Big Finish is aimed at a different audience to New Who.

All too often when it comes to the flaws of 80's or modern Doctor Who, people use the show's precedents as a defence. 'Watch Season 8 before criticising the 80's for overusing the Master'. 'Don't blame The Twin Dilemma for making the Doctor homicidal and unlikeable, he was like that in Hartnell's first story when he nearly killed that caveman'. Though surely that was a character trait that remained unrevisited for a bloody good reason!

Likewise, RTD seems to feel that the old show doesn't need to apologise for anything. Maybe he doesn't want to raise the standards bar too high, and deliberately orchestrated plot holes and cop out endings because old Doctor Who often suffered them too (Moonbase, Pyramids of Mars, Armageddon Factor, Ultimate Foe). He gave us a taste of Season 24's grotesque high camp with Love & Monsters, and gave us the sickening preachiness of Last of the Time Lords to perhaps soften the blow of Warriors of the Deep and Battlefield.

Big Finish however, always strives to improve on the show.

Maybe Russell wanted new viewers to accept the old series for its faults, and not be fixated on high standards that would make them less forgiving. Perhaps it's worked, because young viewers are getting into the old series, and buying classic series DVDs with their own pocket money. Judging from YouTube feedback, they even seem to be embracing the 80's stories we'd written off as travesties.

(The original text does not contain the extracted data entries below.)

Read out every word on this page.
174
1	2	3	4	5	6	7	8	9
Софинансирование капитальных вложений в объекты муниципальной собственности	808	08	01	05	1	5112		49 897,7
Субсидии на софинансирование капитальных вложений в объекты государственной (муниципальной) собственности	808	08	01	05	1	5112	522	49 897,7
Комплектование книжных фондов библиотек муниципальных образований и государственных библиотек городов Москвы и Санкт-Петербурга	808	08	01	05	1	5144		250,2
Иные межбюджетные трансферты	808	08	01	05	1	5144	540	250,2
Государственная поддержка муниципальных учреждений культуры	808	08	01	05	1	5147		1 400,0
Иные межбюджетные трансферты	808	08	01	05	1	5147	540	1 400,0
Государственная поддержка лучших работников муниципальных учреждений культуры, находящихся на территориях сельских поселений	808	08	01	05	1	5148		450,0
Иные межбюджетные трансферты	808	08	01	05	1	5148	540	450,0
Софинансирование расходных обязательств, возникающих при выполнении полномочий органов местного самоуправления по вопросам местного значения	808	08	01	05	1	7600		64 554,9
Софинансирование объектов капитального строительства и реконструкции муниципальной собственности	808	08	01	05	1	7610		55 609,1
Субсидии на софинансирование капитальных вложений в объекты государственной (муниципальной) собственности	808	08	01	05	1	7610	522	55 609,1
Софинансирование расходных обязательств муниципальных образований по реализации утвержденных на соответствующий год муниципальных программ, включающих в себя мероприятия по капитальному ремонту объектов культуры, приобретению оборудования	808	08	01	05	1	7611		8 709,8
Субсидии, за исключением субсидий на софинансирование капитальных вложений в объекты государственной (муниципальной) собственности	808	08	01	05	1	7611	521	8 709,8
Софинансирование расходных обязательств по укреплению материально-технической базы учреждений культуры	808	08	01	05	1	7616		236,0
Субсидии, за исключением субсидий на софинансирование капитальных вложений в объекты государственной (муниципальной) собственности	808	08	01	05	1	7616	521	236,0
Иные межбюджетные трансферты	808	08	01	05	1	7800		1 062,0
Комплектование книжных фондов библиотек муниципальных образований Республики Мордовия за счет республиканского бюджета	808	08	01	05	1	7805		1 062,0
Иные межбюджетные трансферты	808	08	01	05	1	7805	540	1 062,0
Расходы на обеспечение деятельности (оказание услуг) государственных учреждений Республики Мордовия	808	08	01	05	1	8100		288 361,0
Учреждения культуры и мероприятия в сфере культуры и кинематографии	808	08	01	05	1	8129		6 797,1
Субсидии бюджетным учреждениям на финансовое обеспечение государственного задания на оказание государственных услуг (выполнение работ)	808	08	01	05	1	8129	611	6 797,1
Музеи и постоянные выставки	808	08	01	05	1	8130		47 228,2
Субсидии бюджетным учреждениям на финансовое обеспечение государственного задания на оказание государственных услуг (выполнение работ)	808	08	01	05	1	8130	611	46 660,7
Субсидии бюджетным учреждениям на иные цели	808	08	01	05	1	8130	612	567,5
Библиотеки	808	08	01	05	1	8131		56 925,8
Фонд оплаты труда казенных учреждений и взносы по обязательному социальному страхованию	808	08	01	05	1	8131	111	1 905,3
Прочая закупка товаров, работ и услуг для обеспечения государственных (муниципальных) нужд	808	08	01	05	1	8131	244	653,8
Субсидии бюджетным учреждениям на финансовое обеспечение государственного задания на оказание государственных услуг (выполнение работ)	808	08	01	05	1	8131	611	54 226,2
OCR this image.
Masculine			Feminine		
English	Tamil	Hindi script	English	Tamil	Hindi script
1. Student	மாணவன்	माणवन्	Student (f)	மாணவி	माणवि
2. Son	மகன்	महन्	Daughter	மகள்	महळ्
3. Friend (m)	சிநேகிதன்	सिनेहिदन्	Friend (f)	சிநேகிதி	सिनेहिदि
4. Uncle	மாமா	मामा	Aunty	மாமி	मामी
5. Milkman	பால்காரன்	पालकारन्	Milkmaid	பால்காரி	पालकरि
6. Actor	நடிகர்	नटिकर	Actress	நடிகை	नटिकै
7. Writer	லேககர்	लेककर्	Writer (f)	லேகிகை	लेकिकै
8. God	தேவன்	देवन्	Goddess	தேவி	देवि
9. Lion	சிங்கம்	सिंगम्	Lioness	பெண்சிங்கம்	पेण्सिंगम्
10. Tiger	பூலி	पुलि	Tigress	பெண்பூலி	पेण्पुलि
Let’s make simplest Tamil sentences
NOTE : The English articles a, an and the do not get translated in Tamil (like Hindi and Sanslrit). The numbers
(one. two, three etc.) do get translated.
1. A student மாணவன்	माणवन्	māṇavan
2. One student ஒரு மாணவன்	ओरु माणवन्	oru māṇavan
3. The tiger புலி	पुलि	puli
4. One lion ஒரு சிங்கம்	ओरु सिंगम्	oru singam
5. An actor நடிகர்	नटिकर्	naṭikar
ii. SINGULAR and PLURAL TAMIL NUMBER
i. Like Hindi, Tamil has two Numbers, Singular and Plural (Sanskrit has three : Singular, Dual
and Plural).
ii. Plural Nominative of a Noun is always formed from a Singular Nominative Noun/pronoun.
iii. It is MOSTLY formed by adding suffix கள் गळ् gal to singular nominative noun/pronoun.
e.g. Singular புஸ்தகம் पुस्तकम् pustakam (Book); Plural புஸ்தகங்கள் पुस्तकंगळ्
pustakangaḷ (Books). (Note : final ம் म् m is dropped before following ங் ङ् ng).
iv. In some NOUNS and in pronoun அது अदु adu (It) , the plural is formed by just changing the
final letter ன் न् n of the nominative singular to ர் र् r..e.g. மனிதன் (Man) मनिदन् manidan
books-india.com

About Time 6 (my favourite edition) points out that Russell can't bear to be seen as a fanboy, and that anoraknophobia neuroses means that he'll desperately try to keep New Who within the trashy mainstream. Perhaps exercising bitterness about the show's status as a laughable, nerdish freak anomaly during the 80's era of hellish conformity and snobbery. As if trying to make up for lost time and make the show more 80's, the Doctor and companion behave like John Hughes' anti-intellectual, elitist brat pack and the scripts seem so cartoonish, cheesy, slapstick and 80's.

By contrast, the McGann range has moved on. It's what 21st Century Who should be.